En relación al matrimonio, siguen unas pautas que se pueden llegar a considerar ideales. Ejemplo de esto puede ser el hecho de que se proteja tanto el matrimonio y que, por tanto, se castigue tanto el adulterio, ya que sino mucha gente podría verse engañada y rechazaría la oportunidad de tener descendencia, lo que supondría el fin del pueblo de Utopía. También es ideal la existencia del divorcio porque así todos tienen la oportunidad de cambiar de opinión y nadie se siente obligado a estar con una persona para siempre. Sin embargo, hay aspectos que no se pueden llegar a considerar ideales como es el hecho de que se tengan que mostrar desnudos el uno al otro ya que así parece que tienen un amor más físico que espiritual.
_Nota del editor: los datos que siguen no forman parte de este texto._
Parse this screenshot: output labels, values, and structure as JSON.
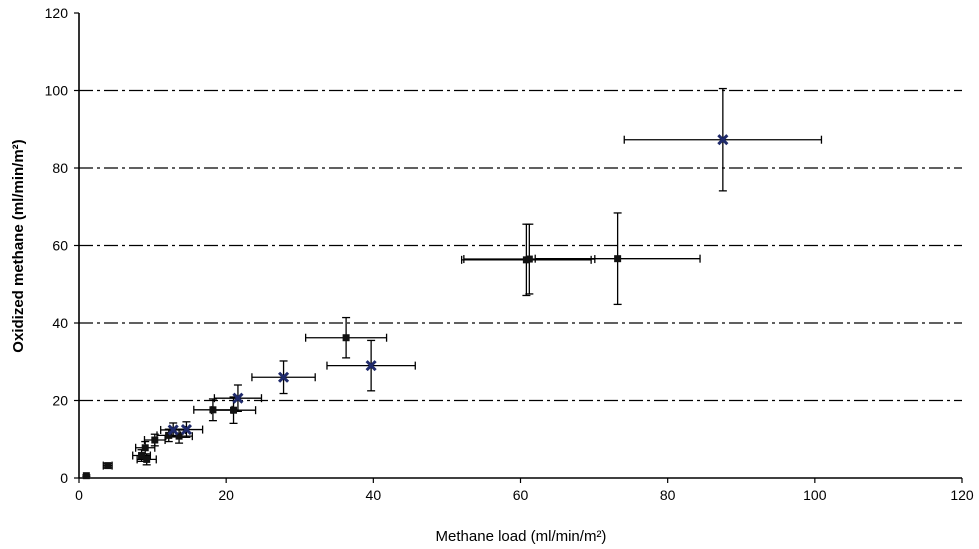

En todo lo referido a la religión, en un principio se puede considerar ideal porque hay mucha libertad de creencia. Pero en realidad, no es tan ideal ya que una religión supone además una forma de vida y si cada uno tiene una distinta, la convivencia entre todos llegaría a ser un poco difícil.

Por último, la no existencia de la propiedad privada es algo difícil de valorar como ideal, ya que el ser humano es egoísta por naturaleza y le gusta tener más, luchar por conseguir cosas; es decir, tiene un objetivo que alcanzar y esto le motiva para conseguirlo. Así, si todo fuera de todos la motivación no sería tan fuerte ya que se piensa que hay otro que lo hace mejor, que hace más,...

En conclusión, las condiciones que presenta este libro son ideales a primera vista, pero si se empieza a pensar un poco en ellas se pueden encontrar problemas y hechos contradictorios, como la existencia de esclavos en una sociedad libre.

CONCLUSIÓN

Se puede concluir que lo que pretende Tomás Moro con Utopía es mostrar una sociedad ideal donde no existan problemas y todos ayuden a todos. Para ello sigue argumentos lógicos como el hecho de no dar importancia al oro ni a la plata ya que son prescindibles. Sin embargo, cayó en varios errores y dotó a esta sociedad de monotonía y falta de pasión.

Mi opinión acerca de este libro es que me ha parecido muy entretenido, principalmente el Libro II, ya que nos presenta aspectos muy novedosos desde nuestro punto de vista y que, en muchas ocasiones, nos pueden provocar risa.

BIBLIOGRAFÍA

Onega, Susana ed., Estudios Literarios Ingleses: Renacimiento y Barroco. Madrid: Cátedra, 1986.

Tomás Moro, Santo, Utopía. Barcelona: Erasmo, textos bilingües, 1977.